BUFFALO, N.Y. -- Persons with multiple sclerosis who smoke risk increasing the amount of brain tissue shrinkage, a consequence of MS, and the subsequent severity of their disease, new research conducted at the Buffalo Neuroimaging Analysis Center (BNAC) at the University at Buffalo has shown.
The results are based on magnetic resonance images (MRIs) of smokers and nonsmokers in 368 MS patients treated in UBs Jacobs Neurological Institute, the universitys Department of Neurology in its School of Medicine and Biomedical Sciences.
Results of the research were presented today (Oct. 13, 2007) at the 23rd Congress of the European Committee for the Treatment and Research in Multiple Sclerosis in Prague, Czech Republic.
Cigarette smoke has many properties that are toxic to the central nervous system, and cigarette smoking has been linked to higher susceptibility and risk of progressive multiple sclerosis, said Robert Zivadinov, M.D., Ph.D., UB professor of neurology, director of the BNAC and first author on the study.
Interactions between cigarette smoking and genetic and immunologic factors may point to mechanisms in disease pathogenesis. No previous studies have investigated differences in MRI characteristics between MS cigarette smokers and MS nonsmokers, he said.
The study included patients from the three most common forms of MS: 253 had relapsing-remitting MS -- acute attacks with full or partial recovery; nine had primary-progressive MS -- steady worsening from onset; and 90 had secondary-progressive MS, characterized by occasional attacks and sustained progression. Another 16 participants had experienced their first MS onset.
Patients ranged in age from 35-55 years, and had been living with MS for an average of 13 years. The Expanded Disability Status Scale (EDSS), an average number derived from measures of various functions of the central nervous system based on scales ranging from 0 to 10, was 3.1. The higher the number, the greater the disability.
Within the study cohort, 128 had a history of smoking: 96 were active smokers who had smoked more than 10 cigarettes-per-day in the three months prior to the study start, and 32 were former
smokers who had smoked cumulatively for at least 6 months sometime in the past.
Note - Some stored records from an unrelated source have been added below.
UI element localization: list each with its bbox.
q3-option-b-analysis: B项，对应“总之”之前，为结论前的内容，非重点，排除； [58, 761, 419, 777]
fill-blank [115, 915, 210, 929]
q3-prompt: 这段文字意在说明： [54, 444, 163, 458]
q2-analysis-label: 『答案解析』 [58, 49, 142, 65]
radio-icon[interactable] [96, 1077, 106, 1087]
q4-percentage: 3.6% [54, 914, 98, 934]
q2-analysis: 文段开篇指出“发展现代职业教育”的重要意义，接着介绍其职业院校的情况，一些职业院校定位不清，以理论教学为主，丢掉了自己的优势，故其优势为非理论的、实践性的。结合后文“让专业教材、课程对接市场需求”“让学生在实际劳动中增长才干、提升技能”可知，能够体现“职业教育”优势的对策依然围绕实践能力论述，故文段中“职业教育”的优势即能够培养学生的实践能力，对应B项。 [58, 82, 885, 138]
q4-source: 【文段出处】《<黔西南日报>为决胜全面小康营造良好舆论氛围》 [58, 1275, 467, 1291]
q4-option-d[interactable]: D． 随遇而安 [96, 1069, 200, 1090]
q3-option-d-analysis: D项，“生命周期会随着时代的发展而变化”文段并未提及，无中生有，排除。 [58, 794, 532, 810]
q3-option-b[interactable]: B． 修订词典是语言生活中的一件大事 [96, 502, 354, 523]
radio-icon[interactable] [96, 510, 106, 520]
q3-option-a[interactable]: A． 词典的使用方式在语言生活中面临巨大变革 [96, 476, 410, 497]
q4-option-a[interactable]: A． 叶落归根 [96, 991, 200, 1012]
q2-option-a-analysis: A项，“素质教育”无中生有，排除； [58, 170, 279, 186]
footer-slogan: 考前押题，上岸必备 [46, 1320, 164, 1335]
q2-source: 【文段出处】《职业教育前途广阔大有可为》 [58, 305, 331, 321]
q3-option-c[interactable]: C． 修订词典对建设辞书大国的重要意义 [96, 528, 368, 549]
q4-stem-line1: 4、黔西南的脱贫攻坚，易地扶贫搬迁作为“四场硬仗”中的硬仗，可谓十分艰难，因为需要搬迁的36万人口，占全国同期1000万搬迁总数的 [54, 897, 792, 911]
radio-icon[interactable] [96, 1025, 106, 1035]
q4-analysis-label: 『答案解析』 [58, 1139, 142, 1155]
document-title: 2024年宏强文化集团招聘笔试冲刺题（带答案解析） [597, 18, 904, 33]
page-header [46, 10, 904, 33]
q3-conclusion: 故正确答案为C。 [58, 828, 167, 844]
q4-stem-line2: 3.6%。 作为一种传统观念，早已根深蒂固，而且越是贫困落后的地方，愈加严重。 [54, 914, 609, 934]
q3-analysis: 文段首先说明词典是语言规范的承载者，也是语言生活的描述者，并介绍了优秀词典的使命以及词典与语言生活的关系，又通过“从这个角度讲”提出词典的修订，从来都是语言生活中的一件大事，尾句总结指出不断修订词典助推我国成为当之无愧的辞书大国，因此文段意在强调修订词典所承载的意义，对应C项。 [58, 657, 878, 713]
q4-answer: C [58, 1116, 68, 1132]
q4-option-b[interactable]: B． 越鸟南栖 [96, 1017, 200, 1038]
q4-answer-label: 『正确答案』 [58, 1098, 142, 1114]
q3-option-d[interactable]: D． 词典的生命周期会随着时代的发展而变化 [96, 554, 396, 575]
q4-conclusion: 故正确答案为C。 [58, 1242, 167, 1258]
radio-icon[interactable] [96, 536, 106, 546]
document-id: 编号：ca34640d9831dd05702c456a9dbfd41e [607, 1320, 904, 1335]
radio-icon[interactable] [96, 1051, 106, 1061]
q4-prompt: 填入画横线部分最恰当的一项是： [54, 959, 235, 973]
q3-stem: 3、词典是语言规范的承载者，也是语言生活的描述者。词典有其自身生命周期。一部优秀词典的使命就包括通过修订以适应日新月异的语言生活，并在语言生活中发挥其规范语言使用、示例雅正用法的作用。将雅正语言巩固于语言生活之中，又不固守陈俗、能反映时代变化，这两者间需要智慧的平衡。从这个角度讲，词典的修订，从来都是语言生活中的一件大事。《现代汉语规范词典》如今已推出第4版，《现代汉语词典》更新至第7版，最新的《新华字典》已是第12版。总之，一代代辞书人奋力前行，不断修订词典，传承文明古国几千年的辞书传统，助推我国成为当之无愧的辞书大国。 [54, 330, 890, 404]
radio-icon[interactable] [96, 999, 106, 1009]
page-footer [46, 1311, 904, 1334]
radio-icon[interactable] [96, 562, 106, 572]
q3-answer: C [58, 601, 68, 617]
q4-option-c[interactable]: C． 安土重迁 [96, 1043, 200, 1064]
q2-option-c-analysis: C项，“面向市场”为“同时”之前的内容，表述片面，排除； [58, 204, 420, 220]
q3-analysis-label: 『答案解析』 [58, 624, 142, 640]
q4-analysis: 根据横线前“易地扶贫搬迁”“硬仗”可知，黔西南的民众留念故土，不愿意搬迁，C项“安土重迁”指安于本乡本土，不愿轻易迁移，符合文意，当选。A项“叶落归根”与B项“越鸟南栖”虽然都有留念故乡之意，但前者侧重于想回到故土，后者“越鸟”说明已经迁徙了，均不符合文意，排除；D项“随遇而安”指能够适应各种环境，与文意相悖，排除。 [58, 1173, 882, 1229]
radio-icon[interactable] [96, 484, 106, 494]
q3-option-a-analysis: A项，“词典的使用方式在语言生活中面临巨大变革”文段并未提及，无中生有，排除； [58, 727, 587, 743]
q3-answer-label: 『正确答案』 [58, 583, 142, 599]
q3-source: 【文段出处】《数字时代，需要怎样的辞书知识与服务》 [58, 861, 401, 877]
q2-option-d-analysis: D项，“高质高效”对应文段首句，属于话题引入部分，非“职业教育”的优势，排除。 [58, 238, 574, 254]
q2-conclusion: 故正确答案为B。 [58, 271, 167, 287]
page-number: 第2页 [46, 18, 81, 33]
The remaining 240 participants had no active smoking exposure.
The average smoking duration was 17.6 years and the average number of cigarettes smoked per day was 17. There were no significant differences between smokers and nonsmokers based on age, disease duration, disease course and total lifetime use of disease-modifying drugs.
Analysis and comparison of the MRIs from smokers and nonsmokers showed that the smokers had significantly higher disability scores and lower brain volume than the nonsmokers. There also was a significant relationship between a higher number of packs-per-day smoked and lower volume of the neocortex, the portion of the cerebral cortex that serves as the center of higher mental functions for humans.
There were no significant differences in any of the clinical findings between active and former smokers.
Smoking appears to influence the severity of MS and to accelerate brain atrophy and the disruption of the blood-brain barrier in MS patients, said Zivadinov. MS patients should be counseled to stop smoking, or at least to cut down so they can preserve as much brain function as possible.
Additional researchers on the study, all from the BNAC or the JNI, were Milena Stosic, M.D., Nadir Abdelrahman, M.D., Barbara E. Teter, Ph.D., Frederick E. Munschauer, M.D., Sara Hussein, Jackie Durfee, Michael G. Dwyer, Jennifer L. Cox, Ph.D., Nima Hani, Fernando Nussenbaum and Bianca Weinstock-Guttman, M.D.